The presence of a dead body and a live Fontana brother on watch discourages all but the stout of heart from venturing up here.
Luckily, my breed is expected to venture where no man has gone before, or will go again, so I duck into a doorway niche to another bedroom and wait for my troops to reassemble.
Ma Barker is either still in the murder room and needed a distraction to dart out again, or she had departed before the Fontana brother called to the downstairs family powwow had returned to his post.
Her I am not worried about. In either case she will think of something, and act on it.
Nor do I worry about Miss Midnight Louise. I know she has been soaking up every bit of gossip, every inadvertent verbal slipup, every guilty whiff of sweat from the assigned bridesmaids below.

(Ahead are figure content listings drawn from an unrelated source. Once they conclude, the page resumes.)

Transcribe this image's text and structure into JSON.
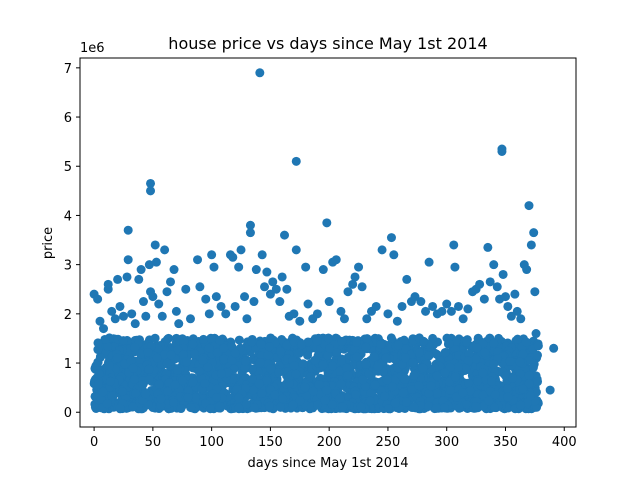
{
  "chart_data": {
    "type": "scatter",
    "title": "house price vs days since May 1st 2014",
    "xlabel": "days since May 1st 2014",
    "ylabel": "price",
    "y_offset_label": "1e6",
    "xlim": [
      -12,
      410
    ],
    "ylim": [
      -300000,
      7200000
    ],
    "xticks": [
      0,
      50,
      100,
      150,
      200,
      250,
      300,
      350,
      400
    ],
    "xtick_labels": [
      "0",
      "50",
      "100",
      "150",
      "200",
      "250",
      "300",
      "350",
      "400"
    ],
    "yticks": [
      0,
      1000000,
      2000000,
      3000000,
      4000000,
      5000000,
      6000000,
      7000000
    ],
    "ytick_labels": [
      "0",
      "1",
      "2",
      "3",
      "4",
      "5",
      "6",
      "7"
    ],
    "grid": false,
    "color": "#1f77b4",
    "dense_band": {
      "x_range": [
        0,
        378
      ],
      "price_range": [
        70000,
        1000000
      ],
      "note": "thousands of points form a solid band across all days"
    },
    "points": [
      {
        "x": 0,
        "y": 2400000
      },
      {
        "x": 3,
        "y": 2300000
      },
      {
        "x": 5,
        "y": 1850000
      },
      {
        "x": 8,
        "y": 1700000
      },
      {
        "x": 12,
        "y": 2500000
      },
      {
        "x": 12,
        "y": 2600000
      },
      {
        "x": 15,
        "y": 2050000
      },
      {
        "x": 18,
        "y": 1900000
      },
      {
        "x": 20,
        "y": 2700000
      },
      {
        "x": 22,
        "y": 2150000
      },
      {
        "x": 25,
        "y": 1950000
      },
      {
        "x": 28,
        "y": 2750000
      },
      {
        "x": 29,
        "y": 3700000
      },
      {
        "x": 29,
        "y": 3100000
      },
      {
        "x": 32,
        "y": 2000000
      },
      {
        "x": 35,
        "y": 1800000
      },
      {
        "x": 38,
        "y": 2700000
      },
      {
        "x": 40,
        "y": 2900000
      },
      {
        "x": 42,
        "y": 2250000
      },
      {
        "x": 44,
        "y": 1950000
      },
      {
        "x": 47,
        "y": 3000000
      },
      {
        "x": 48,
        "y": 4650000
      },
      {
        "x": 48,
        "y": 4500000
      },
      {
        "x": 48,
        "y": 2450000
      },
      {
        "x": 50,
        "y": 2350000
      },
      {
        "x": 52,
        "y": 3400000
      },
      {
        "x": 53,
        "y": 3050000
      },
      {
        "x": 55,
        "y": 2200000
      },
      {
        "x": 58,
        "y": 1950000
      },
      {
        "x": 60,
        "y": 3300000
      },
      {
        "x": 62,
        "y": 2450000
      },
      {
        "x": 65,
        "y": 2650000
      },
      {
        "x": 68,
        "y": 2900000
      },
      {
        "x": 70,
        "y": 2050000
      },
      {
        "x": 72,
        "y": 1800000
      },
      {
        "x": 78,
        "y": 2500000
      },
      {
        "x": 82,
        "y": 1900000
      },
      {
        "x": 88,
        "y": 3100000
      },
      {
        "x": 90,
        "y": 2550000
      },
      {
        "x": 95,
        "y": 2300000
      },
      {
        "x": 98,
        "y": 2000000
      },
      {
        "x": 100,
        "y": 3200000
      },
      {
        "x": 102,
        "y": 2950000
      },
      {
        "x": 104,
        "y": 2350000
      },
      {
        "x": 108,
        "y": 2150000
      },
      {
        "x": 112,
        "y": 2000000
      },
      {
        "x": 116,
        "y": 3200000
      },
      {
        "x": 118,
        "y": 3150000
      },
      {
        "x": 120,
        "y": 2150000
      },
      {
        "x": 123,
        "y": 2950000
      },
      {
        "x": 125,
        "y": 3300000
      },
      {
        "x": 128,
        "y": 2350000
      },
      {
        "x": 130,
        "y": 1900000
      },
      {
        "x": 133,
        "y": 3800000
      },
      {
        "x": 133,
        "y": 3650000
      },
      {
        "x": 136,
        "y": 2250000
      },
      {
        "x": 138,
        "y": 2900000
      },
      {
        "x": 141,
        "y": 6900000
      },
      {
        "x": 143,
        "y": 3200000
      },
      {
        "x": 145,
        "y": 2550000
      },
      {
        "x": 147,
        "y": 2850000
      },
      {
        "x": 150,
        "y": 2400000
      },
      {
        "x": 152,
        "y": 2650000
      },
      {
        "x": 155,
        "y": 2500000
      },
      {
        "x": 158,
        "y": 2250000
      },
      {
        "x": 160,
        "y": 2750000
      },
      {
        "x": 162,
        "y": 3600000
      },
      {
        "x": 164,
        "y": 2500000
      },
      {
        "x": 166,
        "y": 1950000
      },
      {
        "x": 170,
        "y": 2000000
      },
      {
        "x": 172,
        "y": 5100000
      },
      {
        "x": 172,
        "y": 3300000
      },
      {
        "x": 175,
        "y": 1850000
      },
      {
        "x": 180,
        "y": 2950000
      },
      {
        "x": 182,
        "y": 2200000
      },
      {
        "x": 186,
        "y": 1900000
      },
      {
        "x": 190,
        "y": 2000000
      },
      {
        "x": 195,
        "y": 2900000
      },
      {
        "x": 198,
        "y": 3850000
      },
      {
        "x": 200,
        "y": 2250000
      },
      {
        "x": 203,
        "y": 3050000
      },
      {
        "x": 206,
        "y": 3100000
      },
      {
        "x": 210,
        "y": 2050000
      },
      {
        "x": 213,
        "y": 1900000
      },
      {
        "x": 216,
        "y": 2450000
      },
      {
        "x": 220,
        "y": 2600000
      },
      {
        "x": 222,
        "y": 2750000
      },
      {
        "x": 225,
        "y": 2950000
      },
      {
        "x": 228,
        "y": 2550000
      },
      {
        "x": 232,
        "y": 1900000
      },
      {
        "x": 236,
        "y": 2050000
      },
      {
        "x": 240,
        "y": 2150000
      },
      {
        "x": 245,
        "y": 3300000
      },
      {
        "x": 250,
        "y": 2000000
      },
      {
        "x": 253,
        "y": 3550000
      },
      {
        "x": 255,
        "y": 3200000
      },
      {
        "x": 258,
        "y": 1850000
      },
      {
        "x": 262,
        "y": 2150000
      },
      {
        "x": 266,
        "y": 2700000
      },
      {
        "x": 270,
        "y": 2250000
      },
      {
        "x": 273,
        "y": 2350000
      },
      {
        "x": 278,
        "y": 2250000
      },
      {
        "x": 282,
        "y": 2050000
      },
      {
        "x": 285,
        "y": 3050000
      },
      {
        "x": 288,
        "y": 2150000
      },
      {
        "x": 292,
        "y": 2000000
      },
      {
        "x": 296,
        "y": 2050000
      },
      {
        "x": 300,
        "y": 2200000
      },
      {
        "x": 304,
        "y": 2050000
      },
      {
        "x": 306,
        "y": 3400000
      },
      {
        "x": 307,
        "y": 2950000
      },
      {
        "x": 310,
        "y": 2150000
      },
      {
        "x": 314,
        "y": 1900000
      },
      {
        "x": 318,
        "y": 2100000
      },
      {
        "x": 322,
        "y": 2450000
      },
      {
        "x": 325,
        "y": 2500000
      },
      {
        "x": 328,
        "y": 2600000
      },
      {
        "x": 332,
        "y": 2300000
      },
      {
        "x": 335,
        "y": 3350000
      },
      {
        "x": 337,
        "y": 2650000
      },
      {
        "x": 340,
        "y": 3000000
      },
      {
        "x": 343,
        "y": 2550000
      },
      {
        "x": 345,
        "y": 2300000
      },
      {
        "x": 347,
        "y": 5350000
      },
      {
        "x": 347,
        "y": 5300000
      },
      {
        "x": 348,
        "y": 2800000
      },
      {
        "x": 350,
        "y": 2350000
      },
      {
        "x": 352,
        "y": 2150000
      },
      {
        "x": 355,
        "y": 1950000
      },
      {
        "x": 358,
        "y": 2400000
      },
      {
        "x": 360,
        "y": 2050000
      },
      {
        "x": 363,
        "y": 1900000
      },
      {
        "x": 366,
        "y": 3000000
      },
      {
        "x": 368,
        "y": 2900000
      },
      {
        "x": 370,
        "y": 4200000
      },
      {
        "x": 372,
        "y": 3400000
      },
      {
        "x": 374,
        "y": 3650000
      },
      {
        "x": 375,
        "y": 2450000
      },
      {
        "x": 376,
        "y": 1600000
      },
      {
        "x": 378,
        "y": 1350000
      },
      {
        "x": 388,
        "y": 450000
      },
      {
        "x": 391,
        "y": 1300000
      }
    ]
  }
}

Besides her well-honed street smarts from her life among the homeless, she has a personal aversion to dames who are overde-pendent on the regard and support of the male of the species, any species. So I can count on her to not take any of these Fontana squeezes at face value, and know that if she has run across a hot clue she will follow it on her own.
Therefore, I am not surprised that the dainty Satin is the first of my three operatives to return to base operations.
“Turn up any hot clues?” I ask.
I do not expect an affirmative, seeing Miss Satin is new at the shamus stuff.
“I did not find any, but Mr. Max Devine seems to have.”
“Matt! It is
“Max, Matt, what is the difference? No more than Kitty, Kit.”
“Let me tell you, there is a big difference to those names among the humans I associate with, and, come to think of it, between Kitty and Kit too.”
For while Matt is Miss Temple’s current swain, I explain, Max is the previous one, now missing.
Miss Satin shrugs her vibrissae as her muzzle makes a charming moue.